IN GENERAL, television in the last 20-odd years has improved markedly—but it hasn't done so without exception. Along with history, food, and travel, plenty of channels allegedly devoted to an interest in wildlife have devolved into sensationalized reality pap. Why animal lovers would want to watch back-to-back episodes of animals attacking humans, or travel buffs submit themselves to endless reels of far-flung "travel nightmares" is almost beyond imagination. (Maybe it's to cure themselves of any aspirations beyond the TV room?) So when an honest-to-god nature documentary happens, true believers have cause to rejoice.
Actually, hold up on that rejoicing: As the human population booms and climate change becomes more urgent, nature docs have almost no choice but to become increasingly tragic. The Last Lions, about a female lion and her three cubs adapting and surviving in a corner of Botswana, exists in part to raise awareness of the rapidly shrinking big cat population due to human encroachment. No humans appear onscreen, though thanks to narration from an occasionally eye-roll-inducing Jeremy Irons, we're reminded that many of their challenges are outside normal circumstances.
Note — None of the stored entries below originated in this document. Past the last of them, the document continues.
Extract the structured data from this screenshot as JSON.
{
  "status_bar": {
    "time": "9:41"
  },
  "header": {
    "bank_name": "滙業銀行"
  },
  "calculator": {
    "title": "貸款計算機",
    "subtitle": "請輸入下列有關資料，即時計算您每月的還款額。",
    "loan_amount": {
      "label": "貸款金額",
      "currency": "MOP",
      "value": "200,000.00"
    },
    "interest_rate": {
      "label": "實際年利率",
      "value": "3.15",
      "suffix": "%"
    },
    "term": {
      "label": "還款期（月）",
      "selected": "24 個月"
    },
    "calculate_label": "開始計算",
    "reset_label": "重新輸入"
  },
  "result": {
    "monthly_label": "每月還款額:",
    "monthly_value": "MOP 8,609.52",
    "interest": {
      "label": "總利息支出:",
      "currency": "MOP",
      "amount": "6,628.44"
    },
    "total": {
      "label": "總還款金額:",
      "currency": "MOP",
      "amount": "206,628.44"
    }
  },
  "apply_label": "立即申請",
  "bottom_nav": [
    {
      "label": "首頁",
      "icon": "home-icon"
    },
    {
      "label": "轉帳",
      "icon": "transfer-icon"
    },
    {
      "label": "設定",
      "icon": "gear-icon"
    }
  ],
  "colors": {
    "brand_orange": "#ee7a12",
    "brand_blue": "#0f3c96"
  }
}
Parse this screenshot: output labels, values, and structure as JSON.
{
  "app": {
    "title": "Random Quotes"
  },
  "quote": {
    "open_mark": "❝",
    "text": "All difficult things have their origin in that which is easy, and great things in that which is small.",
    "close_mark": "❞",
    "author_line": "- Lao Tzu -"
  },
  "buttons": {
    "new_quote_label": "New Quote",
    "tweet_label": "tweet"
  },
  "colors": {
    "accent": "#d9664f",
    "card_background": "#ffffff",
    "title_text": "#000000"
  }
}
Made by a husband and wife team of explorers-in-residence at National Geographic (Dereck and Beverly Joubert), The Last Lions contains gorgeous footage, though even for a nature documentary it's graphic in its violence. It also contains what's possibly the most heartbreaking lion-cub scene ever recorded, but don't let that, nor its sometimes soaring levels of anthropomorphism, deter you. The Jouberts are the real deal, and the lions they film deserve your, and the world's, attention.